Falling in line with a number of federal jurisdictions that have weighed in on the issue, both state supreme courts held that the mere loss of use of a business does not constitute “direct physical loss or damage to” within the meaning of the insurance policy provisions. Therefore, coverage is not triggered and the insurance companies are off the hook from such payments, the court opinions said.

In the case against Zurich, the plaintiffs “insist that their policy is distinguishable,” and that Santo’s does not apply.

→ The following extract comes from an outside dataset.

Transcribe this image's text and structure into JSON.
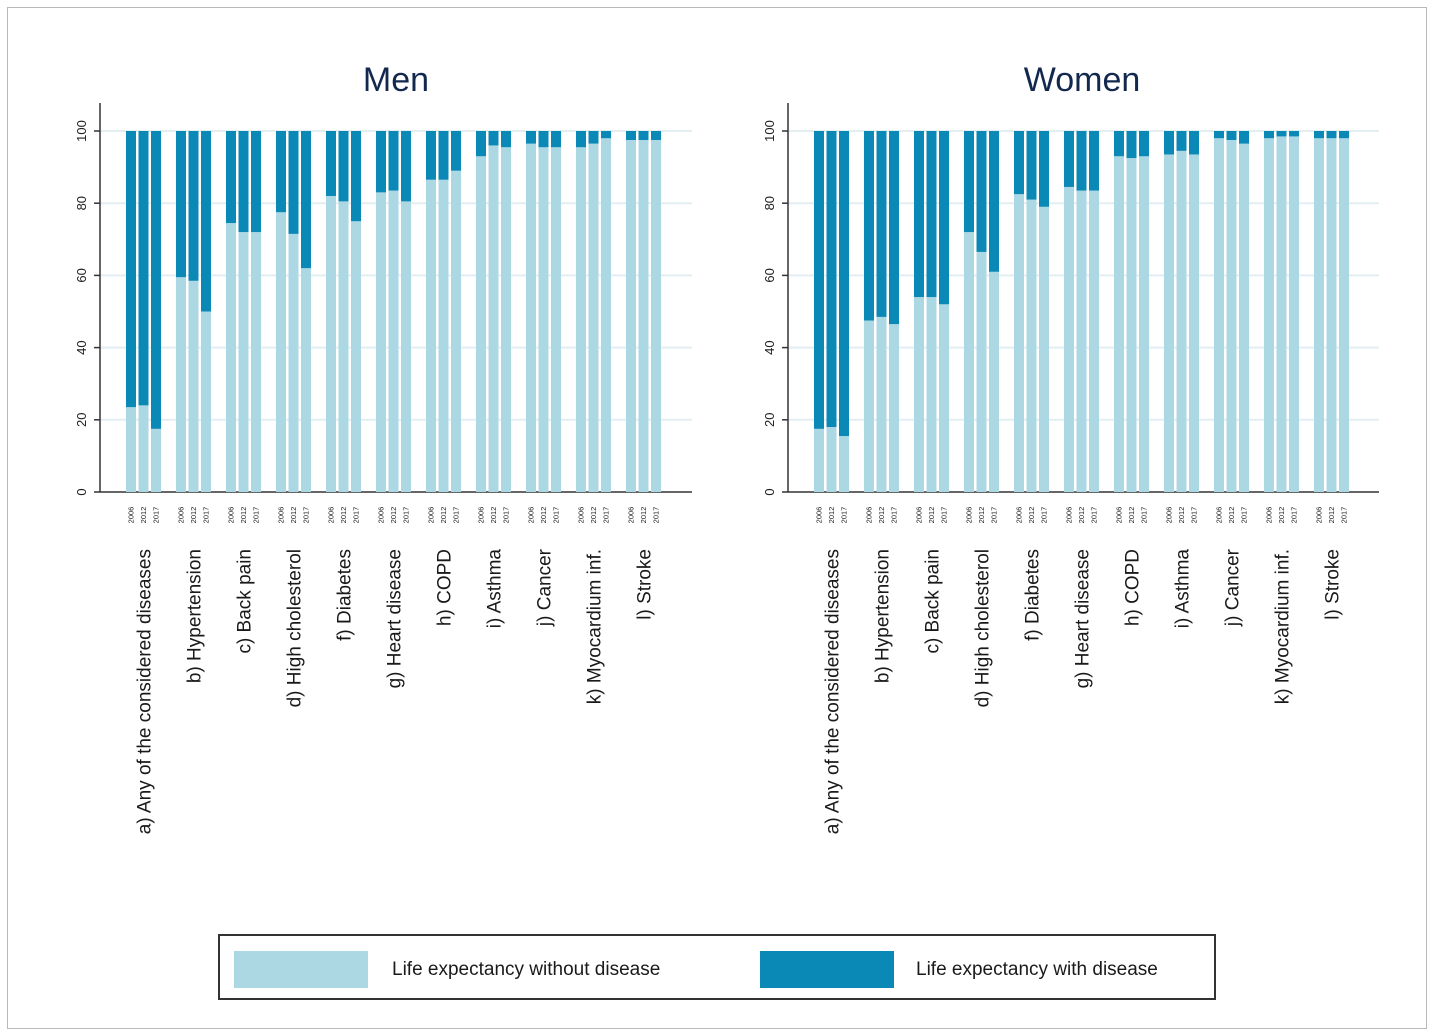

They claim because they were “deprived … of their ability to use the insured premises for in-person dining,” that they “lost” their property because they “lost ‘their right under the[ir] leases to ‘enjoy’ operating the Insured Premises as fine dining establishments with in-person dining,’” the opinion said.

“Regardless of whether ‘loss’ means ‘deprivation’ or ‘failing to keep possession’ or whether ‘property’ includes leaseholds or buildings, this court has squarely determined that ‘direct physical loss of’ property does not mean what [plaintiffs] say[] it means,” Cole wrote. “It refers to the direct physical loss of property, not the use of property.”

Messages seeking comment were not immediately returned from Sean Koran of Sonkin & Koberna on behalf of the plaintiffs, nor from Patrick Hofer, partner at Clyde & Co., for the insurance company.